We also fined the company who’d used their list, and sent messages to people who hadn’t actually consented to receive them. I know some of you in the room are data brokers, and so I hope this will be music to your ears – we want to take more action in the next twelve months against the bad actors in this sector. You can expect to hear more on that in the coming weeks.

I’ve spoken a lot about GDPR and what businesses can expect in the future, but let’s acknowledge there is uncertainty too. The big question is what happens when the UK leaves the EU. The legal relationship answers are for government to give – I’m a regulator, independent of government - but they’ve made it clear that EU law will remain UK law, until the government sees fit to repeal it.

Of course it’s possible that in the years after the UK leaves the EU, Parliament will debate amending the requirements of the GDPR. If that happens, we’ll be at the centre of any conversations around this, and will be banging our drum for continued protection and rights for consumers and clear laws for organisations.

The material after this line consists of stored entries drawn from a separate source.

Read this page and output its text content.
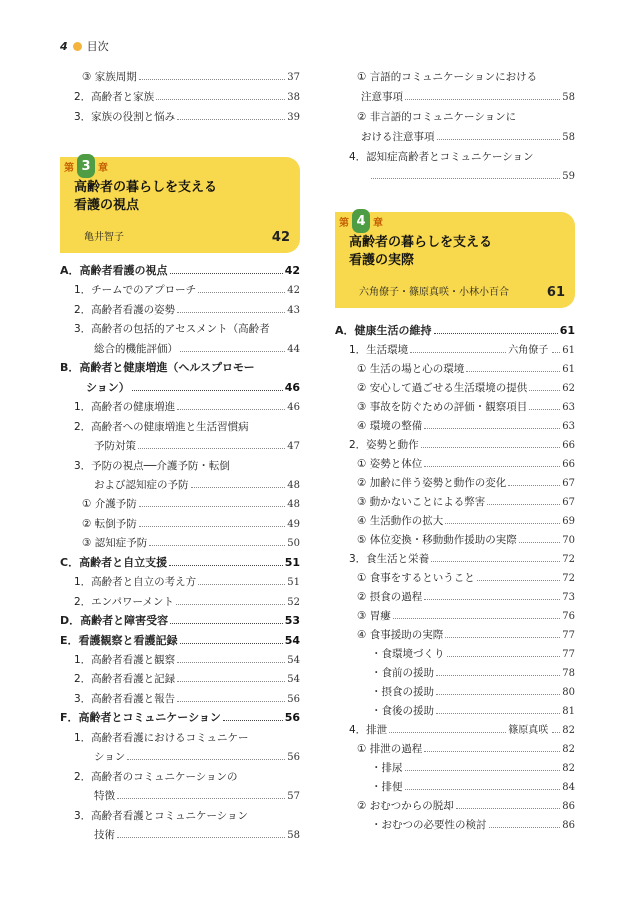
4 目次
③ 家族周期	37
2．高齢者と家族	38
3．家族の役割と悩み	39
A．高齢者看護の視点	42
1．チームでのアプローチ	42
2．高齢者看護の姿勢	43
3．高齢者の包括的アセスメント（高齢者
総合的機能評価）	44
B．高齢者と健康増進（ヘルスプロモー
ション）	46
1．高齢者の健康増進	46
2．高齢者への健康増進と生活習慣病
予防対策	47
3．予防の視点──介護予防・転倒
および認知症の予防	48
① 介護予防	48
② 転倒予防	49
③ 認知症予防	50
C．高齢者と自立支援	51
1．高齢者と自立の考え方	51
2．エンパワーメント	52
D．高齢者と障害受容	53
E．看護観察と看護記録	54
1．高齢者看護と観察	54
2．高齢者看護と記録	54
3．高齢者看護と報告	56
F．高齢者とコミュニケーション	56
1．高齢者看護におけるコミュニケー
ション	56
2．高齢者のコミュニケーションの
特徴	57
3．高齢者看護とコミュニケーション
技術	58
① 言語的コミュニケーションにおける
注意事項	58
② 非言語的コミュニケーションに
おける注意事項	58
4．認知症高齢者とコミュニケーション
59
A．健康生活の維持	61
1．生活環境	六角僚子 61
① 生活の場と心の環境	61
② 安心して過ごせる生活環境の提供	62
③ 事故を防ぐための評価・観察項目	63
④ 環境の整備	63
2．姿勢と動作	66
① 姿勢と体位	66
② 加齢に伴う姿勢と動作の変化	67
③ 動かないことによる弊害	67
④ 生活動作の拡大	69
⑤ 体位変換・移動動作援助の実際	70
3．食生活と栄養	72
① 食事をするということ	72
② 摂食の過程	73
③ 胃瘻	76
④ 食事援助の実際	77
・食環境づくり	77
・食前の援助	78
・摂食の援助	80
・食後の援助	81
4．排泄	篠原真咲 82
① 排泄の過程	82
・排尿	82
・排便	84
② おむつからの脱却	86
・おむつの必要性の検討	86
第 3 章
高齢者の暮らしを支える
看護の視点
亀井智子	42
第 4 章
高齢者の暮らしを支える
看護の実際
六角僚子・篠原真咲・小林小百合	61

The government will also need to answer the question about whether the UK will seek to keep the UK’s data protection law at an equivalent standard to the EU, to allow unrestricted data flows with EU countries. We need strong data protection laws to achieve all that. I don’t see the rules on consent or marketing being loosened.

The eprivacy regulation currently being debated in Europe is of note here. The detail is still being debated, but a default for all consumer marketing to be opt in is in the current draft. And we do know the final law will be drafted to sit alongside the GDPR. 

There’s plenty for you to be getting ready for, then. So what can I as a regulator do to help you? The ICO has just published an updated overview of the GDPR. It highlights the key themes of the new legislation, pointing to the similarities with the Data Protection Act, and explaining some of the new and different requirements.

There are sections in there on the principles the act is based on, the new rights enshrined for individuals, and also some detail on the derogations we might see, that allow for different countries to have subtly different laws.

Your organisation’s attention to our guidance documents is an essential starting point to learning more about what’s coming in 2018. And it will be a living document, with text added on different points as more guidance is produced. That’ll include the guidance on consent I mentioned earlier, and guidance around contracts and liability, both due early this year

It’ll also include links to guidance produced alongside our counterparts in Europe, as and when that is ready, including documents around aspects like data portability and the role of data protection officers.

If I could give you just one piece of advice today, it would be not to put this off. The GDPR is happening. It will mean changes to how you do things. And the fourteen months until the law’s implemented will go quicker than you think.

I am committed to do everything I can to improve the state of trust that citizens and consumers have in the use of their data. Those of you here today also have an important role to play – together we can build a better system.

Thank you again for inviting me to this conference. If we have time for questions I am happy to take them.